PM Modi.Reuters

Amidst protests over the killing of eminent journalists and resignations of managing editors and anchors from prominent TV channels, the Editors Guild of India on Wednesday criticised the government for interfering with the functioning of the journalists and the independence of the media.

The statement issued by the editor's body emphasised on the challenging environment for Indian media and blocking of broadcast signals of various programmes. It stated that attempts of blocking signals of programmes, which are critical of the government on television are almost Orwellian.

"These undermine the right to be informed and to hold the establishment accountable. This seems a brazen attempt to punish 'unfriendly' news channels and silence inconvenient voices," the Press Trust of India quoted the body as saying.

The guild firmly stated that no one has a right to tamper with airwaves. It further denounced a role played by the government and the political leaders since they use "selective denial of journalistic access" as a weapon.

Coverage of Rafale deal

Notably, the guild condemned the "cease and desist" notice that was served by the renowned group of companies on some newspapers to block the coverage of a Rafale deal. "The group should withdraw this notice. And if it doesn't, it should be resisted. If needed, we hope the courts will weigh in for the right of journalists to investigate and raise questions," it observed.

An umbrella body of media organisations reminded all media owners that editorial independence is connected to institutional strength and respect and undermining the liberty of media causes a threat to its essence. It urged the owners to not bend knees in front of political pressure or any other forces.

The guild said that both journalists and owners share a parallel interest in resisting pressure and press freedom.

Pressure from owners and politicians

One of the main reasons to issue a statement was the murders of journalists like Gauri Lankesh and Shujaat Bhukhari, and to take action against the resignations of two senior journalists at ABP News Network.

Journalist Punya Prasun Bajpai, who was running the show 'Masterstroke' on ABP as an anchor, had stated that the ABP management had asked him to avoid the name of Prime Minister Narendra Modi or to avoid content that criticises the government policies.

ABP News Managing Editor Milind Khandekar had also stepped down before Bajpai. As employees were asked to either "tailor" or "tone down" their content, they left with no other choices but to resign. Notably, the Guild said that one such case was reported to them formally in writing.

"The Editors Guild of India condemns the manner in which the right to practise free and independent journalism is seen to be undermined by a combination of forces — some media owners' inability to withstand covert or overt pressures from the political establishment and frequent instances of blocking or interference in the transmission of television content that is seen to be critical of the government," it added.

Moreover, the guild said that journalists have a legitimate democratic right to question the government on behalf of citizens of the country.

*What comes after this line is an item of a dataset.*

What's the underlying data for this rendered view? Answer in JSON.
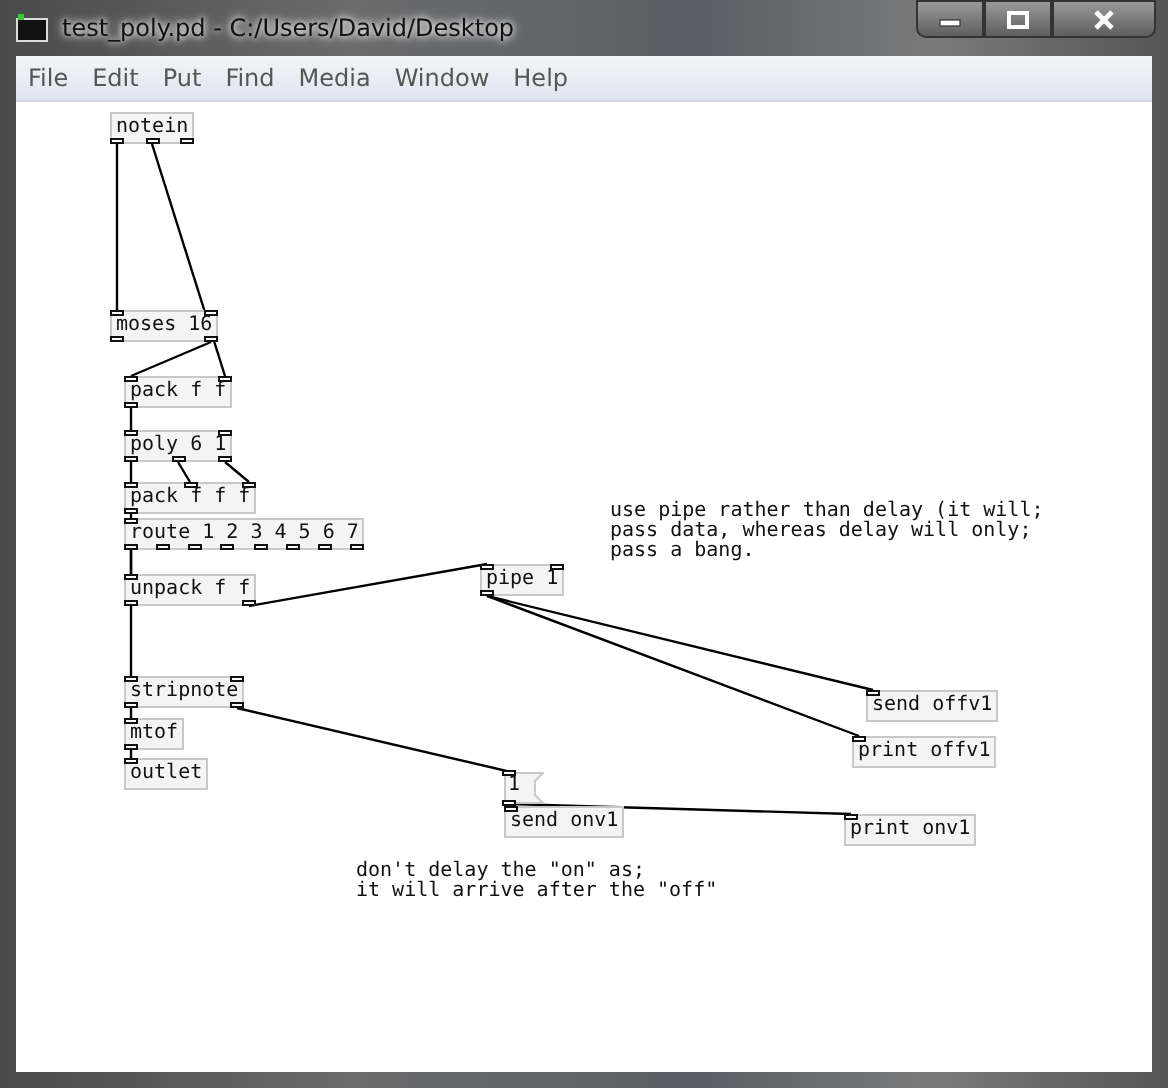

The situation has now become worse as there are only a few opportunities for reporters to ask questions to officials during the events like press conferences.

"Shunning journalists critical of you are unhealthy practices in a democracy, which must be avoided," it said.

Detention of Bangladeshi photographer

The guild further said that it was "pained and agitated" to know about the arrest of Bangladeshi photographer Shahidul Alam. It termed Alam's detention as arbitrary and unreasonable. "The guild stands behind Alam and demands his immediate and unconditional release from detention," the Guild added in its statement.